Na última década, a ciência vem apontando o aumento da compra de alimentos industrializados, especialmente os ultraprocessados, no Brasil e no mundo, muitas vezes com estratégias de marketing voltadas a crianças. Usualmente, esses produtos têm, entre seus ingredientes, aditivos alimentares, que são substâncias adicionadas para alterar sabor, cor, aroma e para aumentar a duração dos alimentos, entre outros fins tecnológicos. Para entender o que a ciência sabe, até o momento, sobre o consumo de aditivos por crianças e adolescentes, pesquisadoras do Núcleo de Pesquisa de Nutrição em Produção de Refeições da Universidade Federal de Santa Catarina (NUPPRE-UFSC) fizeram uma revisão sobre o tema, publicada na “Revista de Saúde Pública” na quinta-feira (28).

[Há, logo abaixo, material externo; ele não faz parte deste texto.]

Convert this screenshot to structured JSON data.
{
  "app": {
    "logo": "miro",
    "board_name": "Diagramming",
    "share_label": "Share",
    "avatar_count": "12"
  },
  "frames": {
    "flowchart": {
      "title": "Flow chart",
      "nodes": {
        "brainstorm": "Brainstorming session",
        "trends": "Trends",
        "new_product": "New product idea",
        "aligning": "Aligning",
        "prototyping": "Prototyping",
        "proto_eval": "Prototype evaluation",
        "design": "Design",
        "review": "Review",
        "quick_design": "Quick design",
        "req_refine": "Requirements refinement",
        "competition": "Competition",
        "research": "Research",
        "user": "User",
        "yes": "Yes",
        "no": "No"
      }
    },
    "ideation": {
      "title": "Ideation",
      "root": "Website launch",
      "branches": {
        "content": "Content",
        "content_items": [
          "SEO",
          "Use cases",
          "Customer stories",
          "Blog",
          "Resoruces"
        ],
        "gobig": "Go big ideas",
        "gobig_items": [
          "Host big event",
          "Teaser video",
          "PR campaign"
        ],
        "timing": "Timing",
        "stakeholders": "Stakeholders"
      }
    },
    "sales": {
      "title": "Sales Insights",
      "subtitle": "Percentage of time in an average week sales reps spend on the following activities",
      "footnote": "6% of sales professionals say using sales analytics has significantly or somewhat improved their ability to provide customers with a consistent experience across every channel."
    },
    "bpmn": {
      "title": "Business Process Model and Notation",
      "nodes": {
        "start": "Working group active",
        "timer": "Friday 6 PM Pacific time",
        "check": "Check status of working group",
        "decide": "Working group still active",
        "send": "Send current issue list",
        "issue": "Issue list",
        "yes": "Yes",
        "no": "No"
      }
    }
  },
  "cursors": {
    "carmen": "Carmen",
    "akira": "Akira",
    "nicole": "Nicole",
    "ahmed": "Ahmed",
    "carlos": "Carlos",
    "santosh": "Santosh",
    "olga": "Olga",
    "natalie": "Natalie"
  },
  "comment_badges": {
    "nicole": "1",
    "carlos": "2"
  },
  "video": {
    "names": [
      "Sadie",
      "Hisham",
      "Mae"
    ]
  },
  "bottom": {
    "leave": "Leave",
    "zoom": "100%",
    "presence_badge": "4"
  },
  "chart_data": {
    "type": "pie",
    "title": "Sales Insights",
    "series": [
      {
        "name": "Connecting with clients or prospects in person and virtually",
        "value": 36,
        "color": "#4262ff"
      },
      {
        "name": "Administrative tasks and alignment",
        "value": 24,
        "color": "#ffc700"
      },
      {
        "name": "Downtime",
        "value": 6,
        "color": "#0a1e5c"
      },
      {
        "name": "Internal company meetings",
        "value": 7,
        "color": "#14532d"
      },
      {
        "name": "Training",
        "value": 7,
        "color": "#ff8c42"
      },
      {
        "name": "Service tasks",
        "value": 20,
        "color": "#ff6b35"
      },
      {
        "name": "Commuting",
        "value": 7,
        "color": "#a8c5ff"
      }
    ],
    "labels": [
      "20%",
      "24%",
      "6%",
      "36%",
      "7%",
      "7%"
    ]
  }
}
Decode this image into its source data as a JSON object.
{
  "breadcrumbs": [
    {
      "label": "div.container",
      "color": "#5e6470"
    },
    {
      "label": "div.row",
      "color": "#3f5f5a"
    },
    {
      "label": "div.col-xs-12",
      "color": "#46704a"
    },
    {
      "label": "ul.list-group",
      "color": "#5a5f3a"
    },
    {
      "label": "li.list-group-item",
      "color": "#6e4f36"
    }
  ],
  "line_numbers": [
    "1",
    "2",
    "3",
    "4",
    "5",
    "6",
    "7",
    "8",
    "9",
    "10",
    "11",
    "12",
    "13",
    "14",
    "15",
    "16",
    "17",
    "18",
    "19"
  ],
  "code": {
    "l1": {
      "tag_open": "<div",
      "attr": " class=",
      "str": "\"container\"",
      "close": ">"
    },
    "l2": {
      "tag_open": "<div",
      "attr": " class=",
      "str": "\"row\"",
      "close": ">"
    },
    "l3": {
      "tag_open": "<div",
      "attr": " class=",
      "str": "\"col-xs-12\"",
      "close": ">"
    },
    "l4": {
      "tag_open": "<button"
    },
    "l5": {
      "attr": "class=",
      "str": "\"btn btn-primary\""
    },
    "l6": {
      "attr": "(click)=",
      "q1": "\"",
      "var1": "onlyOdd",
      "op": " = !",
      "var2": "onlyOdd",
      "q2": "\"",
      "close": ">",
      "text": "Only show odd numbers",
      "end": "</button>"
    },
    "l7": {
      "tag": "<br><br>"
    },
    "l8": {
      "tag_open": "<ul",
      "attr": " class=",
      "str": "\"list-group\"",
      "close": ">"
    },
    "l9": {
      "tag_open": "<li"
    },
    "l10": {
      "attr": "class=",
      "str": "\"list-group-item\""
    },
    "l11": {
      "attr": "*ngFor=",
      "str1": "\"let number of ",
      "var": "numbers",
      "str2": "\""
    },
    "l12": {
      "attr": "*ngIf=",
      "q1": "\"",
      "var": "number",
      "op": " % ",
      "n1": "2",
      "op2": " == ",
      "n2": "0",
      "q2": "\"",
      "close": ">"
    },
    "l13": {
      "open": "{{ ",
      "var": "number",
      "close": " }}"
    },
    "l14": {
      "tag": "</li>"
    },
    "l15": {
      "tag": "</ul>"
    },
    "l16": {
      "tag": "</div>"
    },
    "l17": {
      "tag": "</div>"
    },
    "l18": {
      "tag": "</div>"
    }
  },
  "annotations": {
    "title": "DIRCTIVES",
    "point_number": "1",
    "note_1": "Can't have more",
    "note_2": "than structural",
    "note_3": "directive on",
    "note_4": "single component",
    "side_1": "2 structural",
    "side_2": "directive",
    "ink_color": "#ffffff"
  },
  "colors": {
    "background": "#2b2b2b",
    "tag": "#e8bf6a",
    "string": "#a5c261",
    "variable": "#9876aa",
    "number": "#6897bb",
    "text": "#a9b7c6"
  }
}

Para fazer o estudo, as cientistas revisaram artigos publicados a partir de 2000, além de documentos oficiais sobre o consumo de aditivos na infância e suas consequências à saúde e regulamentações acerca do uso de aditivos em alimentos industrializados. Ao todo, foram analisados mais de 30 estudos de cerca de 20 países.
A partir da revisão, as autoras registraram um possível consumo elevado de aditivos na infância — especialmente corantes. Não foi encontrado, no entanto, nenhum artigo que analisasse o consumo simultâneo de vários aditivos e cumulativo de aditivos por crianças ao longo do tempo. “É preciso avaliar o impacto que o consumo de mais de um aditivo em uma mesma refeição pode gerar à saúde”, alerta Mariana Kraemer, primeira autora do estudo. “Ao longo dos dias, indivíduos consomem porções de diversos alimentos que podem ser fontes de vários aditivos”.
Embora o uso dessas substâncias siga critérios globais definidos pelo programa Codex Alimentarius, da FAO e da OMS, há limitações na avaliação da segurança do consumo dessas substâncias: a maioria dos estudos é feita com modelos animais ou in vitro, nem sempre sendo possível extrapolar os resultados para seres humanos. “Sabe-se que as substâncias reagem de maneiras diferentes em cada organismo”, diz Rossana Proença, pesquisadora que também assina o artigo. “Além disso, existem limitações metodológicas nos estudos de avaliação de segurança, como o uso de amostras pequenas para considerar que a substância não tem efeitos tóxicos ou a não consideração da combinação de aditivos de naturezas distintas.”
Um exemplo dessa questão é citado no estudo. Um dos estudos analisados pelas cientistas apontou que conservantes dos tipos benzoatos e sorbatos, quando isolados, não apresentam efeitos tóxicos em mamíferos. Contudo, quando chegam ao estômago e entram em contato com outros aditivos, podem formar substâncias potencialmente carcinogênicas.
A ausência de dados sobre a segurança do consumo de aditivos alimentares é especialmente crítica para as crianças, visto que o limite máximo de adição dessas substâncias em cada alimento é definido por quilo de peso corporal, levando-se em conta o peso médio de adultos — e a população infantil tem peso menor. Além disso, proporcionalmente ao seu peso, as crianças bebem mais água e ingerem mais alimentos do que um adulto médio. “É importante lembrar que crianças têm mais tempo para desenvolver doenças crônicas ligadas à exposição de aditivos”, comenta Kraemer.
Para as pesquisadoras, a revisão ressalta a importância de se promover um debate técnico-científico ampliado com o objetivo de estabelecer parâmetros rigorosos de consumo e toxicidade de aditivos voltados especificamente ao público infantil. “Diante da constatação do risco à saúde dos consumidores, espera-se que sejam promovidas medidas que permitam aos consumidores identificar com clareza a adição de aditivos aos alimentos, incluindo a quantidade, de modo que possam fazer escolhas conscientes e informadas”, reflete Cecília Cury, advogada, coautora do estudo e líder do Põe no Rótulo, projeto que atua por regras mais claras para a rotulagem de alimentos. “Tendo como base o princípio constitucional da precaução, é dever do Estado promover medidas de proteção da saúde do consumidor”.